Thursday, April 11, 2013

Citation du 12 avril 2013



Certes, saint Mathieu a dit : « Malheur à l'homme par qui le scandale arrive » ; mais la phrase précédant ce mot historique n'est pas moins importante : « Car c'est une nécessité qu'il arrive des scandales. »
Paul Morand –  Journal inutile 1968-1972
(7 mai 1969) (1)
Le philosophe n’a pas l’obligation de dire la vérité sur les évènements qui stupéfient ses concitoyens : car – à supposer qu’il  la connaisse – qui donc le croirait ? Par contre il doit s’en servir pour amener à réfléchir à nos certitudes – pour les mettre éventuellement en perspective.

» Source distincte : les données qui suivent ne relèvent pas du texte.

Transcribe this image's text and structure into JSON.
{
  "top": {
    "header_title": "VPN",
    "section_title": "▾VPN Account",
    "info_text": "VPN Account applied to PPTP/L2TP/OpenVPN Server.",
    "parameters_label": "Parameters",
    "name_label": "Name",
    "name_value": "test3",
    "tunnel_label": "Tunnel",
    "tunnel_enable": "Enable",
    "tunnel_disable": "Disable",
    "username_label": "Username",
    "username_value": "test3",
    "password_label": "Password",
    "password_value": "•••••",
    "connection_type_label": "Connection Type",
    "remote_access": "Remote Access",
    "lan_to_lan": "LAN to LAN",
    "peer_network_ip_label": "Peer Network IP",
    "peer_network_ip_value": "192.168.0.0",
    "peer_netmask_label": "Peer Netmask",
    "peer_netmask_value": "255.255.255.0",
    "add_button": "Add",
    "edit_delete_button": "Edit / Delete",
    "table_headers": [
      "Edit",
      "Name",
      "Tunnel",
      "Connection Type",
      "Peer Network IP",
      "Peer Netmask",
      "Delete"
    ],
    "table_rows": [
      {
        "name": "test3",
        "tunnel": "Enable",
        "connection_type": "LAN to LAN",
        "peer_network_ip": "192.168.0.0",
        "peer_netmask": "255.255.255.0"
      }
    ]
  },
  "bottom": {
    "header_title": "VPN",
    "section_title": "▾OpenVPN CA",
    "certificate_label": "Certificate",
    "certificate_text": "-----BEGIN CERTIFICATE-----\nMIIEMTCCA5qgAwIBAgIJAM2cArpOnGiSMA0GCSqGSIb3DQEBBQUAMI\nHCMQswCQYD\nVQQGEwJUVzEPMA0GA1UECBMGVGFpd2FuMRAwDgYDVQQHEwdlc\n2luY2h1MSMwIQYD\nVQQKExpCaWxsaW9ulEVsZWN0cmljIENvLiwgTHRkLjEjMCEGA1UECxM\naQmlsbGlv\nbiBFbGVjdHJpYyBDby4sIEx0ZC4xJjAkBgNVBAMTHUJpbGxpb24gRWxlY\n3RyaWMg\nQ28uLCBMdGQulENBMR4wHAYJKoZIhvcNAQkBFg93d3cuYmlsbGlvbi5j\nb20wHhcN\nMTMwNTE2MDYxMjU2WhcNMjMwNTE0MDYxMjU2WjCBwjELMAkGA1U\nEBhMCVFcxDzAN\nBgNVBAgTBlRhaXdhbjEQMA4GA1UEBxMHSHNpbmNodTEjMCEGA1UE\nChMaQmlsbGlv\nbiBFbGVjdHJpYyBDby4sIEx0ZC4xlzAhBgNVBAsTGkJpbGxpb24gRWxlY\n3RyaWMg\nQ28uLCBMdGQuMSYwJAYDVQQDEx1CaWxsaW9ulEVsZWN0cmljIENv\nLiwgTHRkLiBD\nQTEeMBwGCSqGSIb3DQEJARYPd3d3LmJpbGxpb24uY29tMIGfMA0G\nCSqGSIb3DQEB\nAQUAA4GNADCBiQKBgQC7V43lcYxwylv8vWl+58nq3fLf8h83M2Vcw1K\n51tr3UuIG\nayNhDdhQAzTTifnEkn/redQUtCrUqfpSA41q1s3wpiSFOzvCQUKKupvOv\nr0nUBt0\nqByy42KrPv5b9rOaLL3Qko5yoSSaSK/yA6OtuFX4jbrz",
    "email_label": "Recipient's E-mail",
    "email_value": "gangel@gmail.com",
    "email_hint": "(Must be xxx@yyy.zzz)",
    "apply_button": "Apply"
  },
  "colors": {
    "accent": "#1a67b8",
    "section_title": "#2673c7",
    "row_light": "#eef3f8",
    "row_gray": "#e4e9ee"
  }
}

Telle est « l’affaire Cahusac », le scandale politico-financier qui préoccupe les français au point qu’on parle aujourd’hui d’un divorce du peuple d’avec ses élites dirigeantes.
Si ce divorce existe c’est que l’on s’imagine que les hommes politiques doivent avoir un minimum de probité et que leurs fautes dans ce domaine peuvent – et donc doivent – être éradiquées. Mais on compte pour cela sur leur bonne volonté et sur la garantie que représente leur passé irréprochable. Donnons un bon coup de balai nous dit-on, pour chasser ces misérables indignes de leur fonction, et mettons à leur place des gens enfin dignes de notre confiance ! Trouvons des saints laïques afin de les élire !
Or Paul Morand nous rappelle opportunément la parole de Jésus : la faute est impardonnable, mais elle est aussi inévitable. Ce que signe ce jugement, c’est l’échec de la morale qui reposerait sur le sentiment du devoir : aucune morale n’a jamais empêché le mal de régner sur terre. Ne comptez donc pas sur le sentiment du devoir pour empêcher le scandale de la faute. --> Ne comptez que sur la loi et sur les sanctions qu’elle inflige.
Car, ce que je ne peux m’empêcher de faire, il convient que ce soient les autres qui m’en empêchent.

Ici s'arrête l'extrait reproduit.